しかし、その思惑はとりあえず否定される形となった。午後になって「両氏の会談で為替に関する直接的な話はなかった」とメディアが報道。円安進行については黒田総裁が岸田首相に「緩和目的の金融調節が為替に影響を与えるとは考えていない」と説明し、岸田首相からの言及はなかったという。それを裏付けるように、日銀は国債買い入れオペを臨時で追加した。円相場もつれて円高傾向に歯止めがかかり、全体相場もこれに歩調を合わせて下げ幅を縮小する展開となった。結局、日経平均の下げ幅は225円にとどまり、権利落ち分を考慮すれば実質プラス圏での着地という状況となった。
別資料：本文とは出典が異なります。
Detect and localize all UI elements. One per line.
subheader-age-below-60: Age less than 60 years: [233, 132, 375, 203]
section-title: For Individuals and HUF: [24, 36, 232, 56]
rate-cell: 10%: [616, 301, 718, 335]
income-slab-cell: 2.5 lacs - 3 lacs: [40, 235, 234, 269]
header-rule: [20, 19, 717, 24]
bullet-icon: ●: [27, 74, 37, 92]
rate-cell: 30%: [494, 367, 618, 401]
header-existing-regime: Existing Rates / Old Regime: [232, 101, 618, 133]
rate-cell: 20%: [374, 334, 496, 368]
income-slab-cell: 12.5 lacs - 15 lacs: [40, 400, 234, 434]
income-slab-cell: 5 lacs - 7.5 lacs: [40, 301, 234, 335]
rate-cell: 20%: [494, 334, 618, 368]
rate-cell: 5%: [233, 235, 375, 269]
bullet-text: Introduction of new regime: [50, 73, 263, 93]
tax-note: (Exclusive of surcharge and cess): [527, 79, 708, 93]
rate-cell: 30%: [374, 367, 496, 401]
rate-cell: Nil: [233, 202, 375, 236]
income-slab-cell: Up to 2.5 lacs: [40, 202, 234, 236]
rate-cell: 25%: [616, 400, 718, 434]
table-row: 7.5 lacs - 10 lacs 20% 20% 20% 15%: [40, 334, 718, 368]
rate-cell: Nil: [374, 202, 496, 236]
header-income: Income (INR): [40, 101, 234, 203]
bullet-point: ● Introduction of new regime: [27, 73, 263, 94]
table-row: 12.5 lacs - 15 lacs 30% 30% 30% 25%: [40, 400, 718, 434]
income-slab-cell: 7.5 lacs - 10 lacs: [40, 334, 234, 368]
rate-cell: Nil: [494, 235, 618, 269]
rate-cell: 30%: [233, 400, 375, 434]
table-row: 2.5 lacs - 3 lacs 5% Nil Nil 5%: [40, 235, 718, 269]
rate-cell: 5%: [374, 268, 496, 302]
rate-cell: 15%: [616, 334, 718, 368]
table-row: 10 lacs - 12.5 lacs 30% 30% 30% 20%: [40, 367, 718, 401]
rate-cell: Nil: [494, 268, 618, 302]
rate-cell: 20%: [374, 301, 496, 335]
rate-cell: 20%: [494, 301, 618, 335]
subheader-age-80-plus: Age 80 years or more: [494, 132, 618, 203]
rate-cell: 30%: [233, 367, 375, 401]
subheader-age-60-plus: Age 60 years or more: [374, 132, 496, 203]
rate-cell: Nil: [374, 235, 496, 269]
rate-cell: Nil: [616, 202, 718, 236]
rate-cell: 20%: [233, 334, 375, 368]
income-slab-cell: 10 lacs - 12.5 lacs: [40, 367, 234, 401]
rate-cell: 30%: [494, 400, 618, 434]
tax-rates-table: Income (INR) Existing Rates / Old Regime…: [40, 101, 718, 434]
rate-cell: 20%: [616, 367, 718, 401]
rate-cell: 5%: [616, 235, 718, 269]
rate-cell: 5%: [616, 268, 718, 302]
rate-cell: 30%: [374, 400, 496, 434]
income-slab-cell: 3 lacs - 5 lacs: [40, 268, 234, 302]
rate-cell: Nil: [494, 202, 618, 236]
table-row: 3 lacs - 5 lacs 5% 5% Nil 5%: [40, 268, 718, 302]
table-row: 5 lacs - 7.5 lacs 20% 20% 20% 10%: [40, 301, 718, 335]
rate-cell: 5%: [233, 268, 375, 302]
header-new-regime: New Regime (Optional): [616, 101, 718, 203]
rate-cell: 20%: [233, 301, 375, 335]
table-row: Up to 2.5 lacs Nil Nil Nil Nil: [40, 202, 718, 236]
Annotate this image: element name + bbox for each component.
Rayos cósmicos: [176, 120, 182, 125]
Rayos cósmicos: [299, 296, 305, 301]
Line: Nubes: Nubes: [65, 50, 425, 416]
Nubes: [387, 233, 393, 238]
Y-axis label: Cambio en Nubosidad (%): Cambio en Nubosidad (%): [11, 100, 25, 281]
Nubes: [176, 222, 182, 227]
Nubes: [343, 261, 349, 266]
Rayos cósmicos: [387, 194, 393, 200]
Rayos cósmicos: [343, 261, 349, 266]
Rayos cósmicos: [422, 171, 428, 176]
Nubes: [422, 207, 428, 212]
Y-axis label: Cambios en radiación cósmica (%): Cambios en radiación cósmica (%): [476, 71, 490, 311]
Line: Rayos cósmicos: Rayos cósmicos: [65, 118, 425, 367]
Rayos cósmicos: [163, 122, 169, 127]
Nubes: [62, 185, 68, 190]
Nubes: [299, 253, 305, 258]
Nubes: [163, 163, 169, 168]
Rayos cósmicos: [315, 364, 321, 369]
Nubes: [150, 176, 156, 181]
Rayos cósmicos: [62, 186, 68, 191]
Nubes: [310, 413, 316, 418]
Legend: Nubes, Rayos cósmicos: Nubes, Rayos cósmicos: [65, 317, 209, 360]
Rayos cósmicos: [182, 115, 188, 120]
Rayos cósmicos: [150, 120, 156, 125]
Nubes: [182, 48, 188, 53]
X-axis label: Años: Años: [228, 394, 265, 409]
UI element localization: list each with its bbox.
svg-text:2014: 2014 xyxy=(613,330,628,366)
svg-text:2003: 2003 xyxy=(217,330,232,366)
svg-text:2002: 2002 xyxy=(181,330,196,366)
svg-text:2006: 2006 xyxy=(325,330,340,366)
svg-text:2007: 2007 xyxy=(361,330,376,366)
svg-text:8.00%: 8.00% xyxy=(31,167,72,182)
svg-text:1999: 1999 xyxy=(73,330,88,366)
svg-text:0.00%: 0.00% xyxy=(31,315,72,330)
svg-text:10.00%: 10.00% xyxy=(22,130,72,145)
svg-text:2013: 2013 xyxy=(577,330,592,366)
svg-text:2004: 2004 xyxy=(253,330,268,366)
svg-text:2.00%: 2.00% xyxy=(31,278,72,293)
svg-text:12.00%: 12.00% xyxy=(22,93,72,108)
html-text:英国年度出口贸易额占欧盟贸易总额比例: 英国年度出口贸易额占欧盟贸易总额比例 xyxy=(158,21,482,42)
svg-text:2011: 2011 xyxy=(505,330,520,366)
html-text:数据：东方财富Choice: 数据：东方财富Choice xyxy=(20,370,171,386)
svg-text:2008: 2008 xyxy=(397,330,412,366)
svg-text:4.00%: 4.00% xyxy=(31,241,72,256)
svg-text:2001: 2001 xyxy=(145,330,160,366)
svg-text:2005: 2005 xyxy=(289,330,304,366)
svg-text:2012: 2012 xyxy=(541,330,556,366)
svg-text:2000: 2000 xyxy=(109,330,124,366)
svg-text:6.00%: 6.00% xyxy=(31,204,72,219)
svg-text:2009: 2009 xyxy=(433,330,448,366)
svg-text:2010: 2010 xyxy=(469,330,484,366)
個別株では、為替や原油価格の動向に左右されにくい“バーチャル空間”をビジネスエリアとする銘柄に目が向いている。豊富なクリエイティブ人材を抱え、独自の映像ノウハウでメタバース事業への展開を視野に置くクリーク・アンド・リバー社<4763>は10連騰となった。また、NFTアートへ積極的に経営資源投下の構えにあるShinwa Wise Holdings<2437>も特筆される強い足だ。このほか、ブロックチェーン技術を活用し独自事業に乗り出しているアイエックス・ナレッジ<9753>をマーク。一方、現実世界のテーマ買い候補としてはサンコーテクノ<3435>に妙味。特殊ねじのトップメーカーだが、4月1日に改正される道路交通法で、運転手を雇う事業者に対しアルコールチェックの義務化が強化されるが、同社が手掛けるアルコール検知器に特需発生の可能性がある。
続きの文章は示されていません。